Sepenggal kejadian itu membuat Sthira mengingat betapa cueknya dia, sekarang Sthira menyadari bahwa Sthira kurang feminin untuk laki-laki. Dia menggeleng menghempas semua ingatan itu, lagi pula mana ada laki-laki yang benar-benar menyukai perempuan cuek seperti Sthira.

Namun, Sthira kembali teringat kata-kata Dion.

"Lo jangan deket lagi sama si Raga."

"Dia kurang baik buat lo."

Kini hati dan pikirannya tidak sejalan. Yang pasti hati tidak bisa dipaksakan jika sudah menyimpan perasaan pada seseorang, walaupun tersakiti pun tidak masalah hanya saja resikonya yang tidak mengenakkan.

"Ah, apaan sih kenapa mikirin itu, udahlah jangan dipikirin, lagian juga dia bukan siapa-siapa!" ujar Sthira.

***

Raga itu memang manusia pengganggu, bahkan menjadi pengganggu di pikiran Sthira, sedari tadi Sthira terus memikirkan Raga, ketika dia tertawa, wajah yang gugup, dan perilaku tidak tahu malunya itu, tidak bisa Sthira hilangkan dari pikirannya.

Mungkin dari luar Sthira terlihat datar-datar saja.
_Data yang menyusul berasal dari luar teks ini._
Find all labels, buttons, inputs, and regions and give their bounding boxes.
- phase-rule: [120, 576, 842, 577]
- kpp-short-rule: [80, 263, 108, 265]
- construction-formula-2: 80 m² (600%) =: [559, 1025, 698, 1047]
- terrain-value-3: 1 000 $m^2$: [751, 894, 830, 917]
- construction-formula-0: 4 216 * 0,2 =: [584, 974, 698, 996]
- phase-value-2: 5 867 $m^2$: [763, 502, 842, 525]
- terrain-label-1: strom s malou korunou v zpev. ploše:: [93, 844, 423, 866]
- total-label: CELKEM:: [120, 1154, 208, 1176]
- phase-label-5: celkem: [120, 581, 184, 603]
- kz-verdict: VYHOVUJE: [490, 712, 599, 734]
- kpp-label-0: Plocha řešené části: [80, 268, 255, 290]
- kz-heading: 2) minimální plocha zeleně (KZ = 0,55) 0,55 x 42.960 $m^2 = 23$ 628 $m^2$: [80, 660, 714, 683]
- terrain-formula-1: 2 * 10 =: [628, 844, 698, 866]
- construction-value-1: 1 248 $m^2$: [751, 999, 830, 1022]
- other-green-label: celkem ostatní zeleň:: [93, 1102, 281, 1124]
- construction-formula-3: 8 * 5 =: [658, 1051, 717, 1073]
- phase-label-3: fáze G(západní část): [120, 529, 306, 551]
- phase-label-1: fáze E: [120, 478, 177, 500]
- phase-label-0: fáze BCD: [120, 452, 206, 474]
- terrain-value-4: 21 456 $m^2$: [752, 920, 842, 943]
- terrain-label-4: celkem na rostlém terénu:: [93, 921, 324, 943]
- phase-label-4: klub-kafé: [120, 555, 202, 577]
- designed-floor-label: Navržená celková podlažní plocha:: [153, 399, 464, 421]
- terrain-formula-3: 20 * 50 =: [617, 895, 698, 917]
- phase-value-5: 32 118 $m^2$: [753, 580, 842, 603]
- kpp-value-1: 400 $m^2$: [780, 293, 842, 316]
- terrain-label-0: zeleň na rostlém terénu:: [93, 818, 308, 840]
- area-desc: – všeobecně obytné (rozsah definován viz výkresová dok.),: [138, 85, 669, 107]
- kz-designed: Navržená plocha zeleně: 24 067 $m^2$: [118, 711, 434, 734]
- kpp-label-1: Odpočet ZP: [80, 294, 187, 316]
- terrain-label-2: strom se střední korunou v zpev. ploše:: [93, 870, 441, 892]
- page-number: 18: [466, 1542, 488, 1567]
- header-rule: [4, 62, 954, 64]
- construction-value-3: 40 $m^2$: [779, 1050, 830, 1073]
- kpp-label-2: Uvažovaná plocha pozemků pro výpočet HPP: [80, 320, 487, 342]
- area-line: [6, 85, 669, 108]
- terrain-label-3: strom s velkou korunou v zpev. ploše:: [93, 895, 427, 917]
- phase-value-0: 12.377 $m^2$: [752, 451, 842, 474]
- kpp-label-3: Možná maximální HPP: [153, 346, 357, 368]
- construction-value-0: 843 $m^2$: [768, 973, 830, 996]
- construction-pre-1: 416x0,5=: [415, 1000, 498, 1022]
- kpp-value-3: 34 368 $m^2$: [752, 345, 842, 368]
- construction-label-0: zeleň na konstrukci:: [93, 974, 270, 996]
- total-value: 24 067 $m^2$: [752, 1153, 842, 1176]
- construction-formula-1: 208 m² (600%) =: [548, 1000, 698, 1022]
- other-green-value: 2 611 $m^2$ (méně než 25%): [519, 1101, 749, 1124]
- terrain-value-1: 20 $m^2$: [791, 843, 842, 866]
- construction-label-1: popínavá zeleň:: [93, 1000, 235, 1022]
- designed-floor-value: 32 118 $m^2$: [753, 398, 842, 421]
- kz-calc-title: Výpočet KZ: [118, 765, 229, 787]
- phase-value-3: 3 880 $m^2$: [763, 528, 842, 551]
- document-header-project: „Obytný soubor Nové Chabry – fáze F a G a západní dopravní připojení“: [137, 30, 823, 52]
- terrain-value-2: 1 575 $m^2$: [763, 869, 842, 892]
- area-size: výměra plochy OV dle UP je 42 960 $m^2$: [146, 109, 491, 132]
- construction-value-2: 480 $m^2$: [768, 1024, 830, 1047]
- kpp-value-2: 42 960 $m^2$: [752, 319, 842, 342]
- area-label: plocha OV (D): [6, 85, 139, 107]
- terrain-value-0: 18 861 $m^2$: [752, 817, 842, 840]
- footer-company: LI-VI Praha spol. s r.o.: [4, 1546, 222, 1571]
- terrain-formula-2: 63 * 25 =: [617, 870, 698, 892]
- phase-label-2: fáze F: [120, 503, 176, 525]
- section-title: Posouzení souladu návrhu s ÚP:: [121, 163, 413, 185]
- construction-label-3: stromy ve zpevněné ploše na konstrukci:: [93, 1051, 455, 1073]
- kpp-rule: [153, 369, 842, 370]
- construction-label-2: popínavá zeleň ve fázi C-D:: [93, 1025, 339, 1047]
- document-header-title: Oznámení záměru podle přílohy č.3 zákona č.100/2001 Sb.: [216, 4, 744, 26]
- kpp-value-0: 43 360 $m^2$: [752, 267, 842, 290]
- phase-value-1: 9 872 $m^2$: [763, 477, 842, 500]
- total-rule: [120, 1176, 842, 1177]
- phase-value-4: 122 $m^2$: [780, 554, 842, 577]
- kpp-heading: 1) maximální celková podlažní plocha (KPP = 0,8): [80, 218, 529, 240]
Namun, dalam hatinya Sthira luluh dengan semua godaan Raga. Perempuan mana yang tahan dengan wajah tampan dan sifat yang peka seperti Raga. Sthira sama seperti wanita kebanyakan, dia masih normal untuk menyukai lawan jenis.

Hanya saja Sthira lebih suka memendam dan menjaga image. Mbak Vita saja sampai menyuruhnya untuk ke psikiater untuk memeriksa keadaan psikologisnya, bukankah itu terlalu berlebihan?

Sthira menuliskan sesuatu di sebuah kertas. Namun, kembali merobek dan membuang ke tempat sampah seperti sebelumnya. Sthira mengembuskan napas berat, sore-sore seperti ini pasti Raga akan pulang dan seperti biasa akan singgah dulu ke rumah Sthira.

Namun, setelah beberapa jam berlalu Raga belum juga datang padahal waktu sudah menunjukkan malam.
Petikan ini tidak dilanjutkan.